Thank you for all these great questions! I appreciate them, I’m just scrolling down right now to see if there’s anything that I’ve missed. Teenagers- “How can teenagers cope was being confined to home?” Certainly, that’s a time of exploration and the last sort of place you want to be all the time is being stuck there at home. I think we have to be as creative as possible. Calling people, setting up Zoom meetings, or Skype sessions with our friends, so we could virtually chat with multiple people at one time. I saw one of my high school friends posted a video of a birthday party. I’ve seen this a couple of times now on various platforms, where it’s somebody’s birthday and maybe they were really looking forward to getting together with a whole bunch of people, and we can’t do that right now, and so everyone jumped on this meeting, and he still had a birthday cake and everyone could still sing happy birthday. There was a patient sharing with me yesterday that they did the same thing for a co-worker. They had planned on having a cake in the break room and no one’s working at the office right now, and so they coordinated a zoom meeting and everyone sang happy birthday and they connected. Is it ideal? Is it what we had hoped for? No. Again going back to my first point, really acknowledging the fact that it’s not what we had anticipated, but it is what it is right now.
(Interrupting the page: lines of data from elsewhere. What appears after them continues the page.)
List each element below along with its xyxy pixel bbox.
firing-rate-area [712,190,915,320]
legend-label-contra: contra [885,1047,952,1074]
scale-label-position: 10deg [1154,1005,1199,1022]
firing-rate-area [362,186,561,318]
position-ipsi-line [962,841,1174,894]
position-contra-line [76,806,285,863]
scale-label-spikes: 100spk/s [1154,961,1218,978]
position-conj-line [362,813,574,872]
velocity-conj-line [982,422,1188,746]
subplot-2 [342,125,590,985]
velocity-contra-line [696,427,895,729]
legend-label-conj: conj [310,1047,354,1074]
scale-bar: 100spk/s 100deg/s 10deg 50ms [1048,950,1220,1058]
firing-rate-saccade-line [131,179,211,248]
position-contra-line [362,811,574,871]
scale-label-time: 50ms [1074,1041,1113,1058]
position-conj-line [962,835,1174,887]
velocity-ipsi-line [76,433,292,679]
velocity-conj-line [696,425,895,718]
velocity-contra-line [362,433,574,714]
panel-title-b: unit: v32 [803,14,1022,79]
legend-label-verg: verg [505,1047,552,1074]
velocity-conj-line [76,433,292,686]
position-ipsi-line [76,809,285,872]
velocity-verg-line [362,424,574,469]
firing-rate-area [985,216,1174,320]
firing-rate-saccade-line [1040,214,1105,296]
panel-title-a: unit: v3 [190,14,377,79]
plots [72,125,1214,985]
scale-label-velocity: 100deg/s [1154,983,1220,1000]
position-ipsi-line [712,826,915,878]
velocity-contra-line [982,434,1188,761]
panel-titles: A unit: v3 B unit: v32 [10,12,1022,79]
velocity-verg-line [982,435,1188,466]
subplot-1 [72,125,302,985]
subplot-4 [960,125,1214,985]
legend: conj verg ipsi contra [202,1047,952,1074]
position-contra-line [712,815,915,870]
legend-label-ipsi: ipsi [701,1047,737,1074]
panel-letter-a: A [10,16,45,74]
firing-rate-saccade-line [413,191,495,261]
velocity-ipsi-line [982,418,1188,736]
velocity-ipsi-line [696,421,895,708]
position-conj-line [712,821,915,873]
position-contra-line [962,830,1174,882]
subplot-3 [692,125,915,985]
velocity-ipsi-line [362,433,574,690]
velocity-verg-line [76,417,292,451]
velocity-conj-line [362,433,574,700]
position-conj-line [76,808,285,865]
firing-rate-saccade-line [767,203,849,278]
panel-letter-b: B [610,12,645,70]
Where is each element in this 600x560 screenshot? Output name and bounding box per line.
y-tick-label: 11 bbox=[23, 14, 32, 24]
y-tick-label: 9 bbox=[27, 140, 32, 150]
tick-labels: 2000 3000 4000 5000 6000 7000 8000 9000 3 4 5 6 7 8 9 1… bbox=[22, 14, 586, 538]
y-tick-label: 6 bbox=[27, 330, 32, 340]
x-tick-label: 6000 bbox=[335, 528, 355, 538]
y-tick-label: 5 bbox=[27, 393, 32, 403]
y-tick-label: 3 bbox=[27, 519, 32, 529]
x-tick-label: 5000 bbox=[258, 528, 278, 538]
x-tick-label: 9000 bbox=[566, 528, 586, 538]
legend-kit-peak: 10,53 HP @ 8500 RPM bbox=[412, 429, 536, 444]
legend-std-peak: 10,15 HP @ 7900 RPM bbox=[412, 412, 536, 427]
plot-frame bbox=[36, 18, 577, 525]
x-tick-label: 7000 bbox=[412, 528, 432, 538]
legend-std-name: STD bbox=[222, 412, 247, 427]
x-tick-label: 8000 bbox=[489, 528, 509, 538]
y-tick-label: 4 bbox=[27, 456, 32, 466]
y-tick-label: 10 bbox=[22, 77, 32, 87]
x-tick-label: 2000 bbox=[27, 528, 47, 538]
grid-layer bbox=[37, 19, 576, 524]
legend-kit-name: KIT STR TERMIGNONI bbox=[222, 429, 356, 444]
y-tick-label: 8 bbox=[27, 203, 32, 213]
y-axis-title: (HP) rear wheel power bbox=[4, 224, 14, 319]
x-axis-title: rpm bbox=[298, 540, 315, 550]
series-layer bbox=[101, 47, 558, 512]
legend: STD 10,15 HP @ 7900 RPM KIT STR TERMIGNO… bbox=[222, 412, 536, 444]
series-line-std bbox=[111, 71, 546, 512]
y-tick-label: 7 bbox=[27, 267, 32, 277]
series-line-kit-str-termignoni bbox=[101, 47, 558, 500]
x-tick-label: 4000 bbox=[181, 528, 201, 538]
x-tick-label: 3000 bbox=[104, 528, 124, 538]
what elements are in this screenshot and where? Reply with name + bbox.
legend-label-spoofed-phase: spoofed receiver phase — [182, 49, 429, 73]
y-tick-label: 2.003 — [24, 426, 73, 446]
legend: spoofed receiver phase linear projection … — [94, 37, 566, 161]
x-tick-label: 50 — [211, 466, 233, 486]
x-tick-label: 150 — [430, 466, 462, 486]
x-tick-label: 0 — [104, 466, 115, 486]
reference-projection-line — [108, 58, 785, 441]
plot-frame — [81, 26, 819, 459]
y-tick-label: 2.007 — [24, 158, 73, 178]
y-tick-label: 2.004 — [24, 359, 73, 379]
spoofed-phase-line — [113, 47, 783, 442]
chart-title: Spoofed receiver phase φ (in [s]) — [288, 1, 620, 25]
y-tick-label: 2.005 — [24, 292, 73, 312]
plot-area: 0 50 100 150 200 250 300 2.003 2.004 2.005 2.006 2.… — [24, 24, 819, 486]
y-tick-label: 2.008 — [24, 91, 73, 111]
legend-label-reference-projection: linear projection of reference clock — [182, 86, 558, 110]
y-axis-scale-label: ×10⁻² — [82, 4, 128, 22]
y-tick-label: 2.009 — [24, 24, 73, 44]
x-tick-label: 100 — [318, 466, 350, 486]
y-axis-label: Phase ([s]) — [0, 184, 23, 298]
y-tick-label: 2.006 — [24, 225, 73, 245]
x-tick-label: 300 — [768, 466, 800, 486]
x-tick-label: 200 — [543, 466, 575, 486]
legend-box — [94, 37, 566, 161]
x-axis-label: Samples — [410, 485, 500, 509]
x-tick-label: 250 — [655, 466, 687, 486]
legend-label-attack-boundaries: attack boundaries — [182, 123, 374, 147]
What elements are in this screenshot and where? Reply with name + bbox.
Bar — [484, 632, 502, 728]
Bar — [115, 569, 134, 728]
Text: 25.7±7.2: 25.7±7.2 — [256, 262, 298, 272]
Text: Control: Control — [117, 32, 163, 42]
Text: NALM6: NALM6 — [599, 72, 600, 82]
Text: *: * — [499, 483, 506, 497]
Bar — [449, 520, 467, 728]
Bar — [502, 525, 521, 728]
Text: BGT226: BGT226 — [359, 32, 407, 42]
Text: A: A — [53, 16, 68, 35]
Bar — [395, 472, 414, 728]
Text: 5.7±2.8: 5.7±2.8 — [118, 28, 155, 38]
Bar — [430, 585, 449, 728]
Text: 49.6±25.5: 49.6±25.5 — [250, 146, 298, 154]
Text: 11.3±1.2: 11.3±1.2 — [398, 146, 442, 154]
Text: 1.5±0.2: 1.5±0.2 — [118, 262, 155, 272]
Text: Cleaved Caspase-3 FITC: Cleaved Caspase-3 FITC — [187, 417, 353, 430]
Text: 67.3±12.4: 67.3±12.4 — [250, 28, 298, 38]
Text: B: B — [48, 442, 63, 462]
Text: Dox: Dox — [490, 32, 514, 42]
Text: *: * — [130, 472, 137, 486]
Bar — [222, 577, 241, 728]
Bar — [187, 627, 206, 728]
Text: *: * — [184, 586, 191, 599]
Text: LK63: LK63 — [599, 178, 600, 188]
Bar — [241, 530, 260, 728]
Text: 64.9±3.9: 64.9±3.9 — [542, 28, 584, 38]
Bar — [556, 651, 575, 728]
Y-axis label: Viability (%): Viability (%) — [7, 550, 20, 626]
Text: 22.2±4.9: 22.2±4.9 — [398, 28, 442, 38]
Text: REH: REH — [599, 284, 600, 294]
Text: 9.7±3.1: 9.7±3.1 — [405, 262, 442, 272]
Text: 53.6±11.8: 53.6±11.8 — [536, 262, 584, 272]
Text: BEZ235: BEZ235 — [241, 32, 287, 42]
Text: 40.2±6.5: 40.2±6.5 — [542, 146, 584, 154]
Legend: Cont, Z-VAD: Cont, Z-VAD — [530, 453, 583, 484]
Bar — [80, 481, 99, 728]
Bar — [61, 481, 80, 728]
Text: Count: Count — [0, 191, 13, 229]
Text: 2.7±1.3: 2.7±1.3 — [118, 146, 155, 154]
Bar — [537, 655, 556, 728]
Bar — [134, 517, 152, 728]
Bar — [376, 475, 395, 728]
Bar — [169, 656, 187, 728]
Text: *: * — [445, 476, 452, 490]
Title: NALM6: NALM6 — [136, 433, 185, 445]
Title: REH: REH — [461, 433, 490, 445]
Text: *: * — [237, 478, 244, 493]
I hate to ever put a silver lining around anything and I’m certainly not trying to do that, but trying to figure out how we can do the best that we can with what we have at this present moment, and being creative and flexible and kind, I think is the best that we can do for ourselves and for each other.
Thank you so much again for all of your questions! I wish you continued well-being or healing, and we are here to support you now and in the future. Please feel free to reach out to us and be well today. Thank you so much!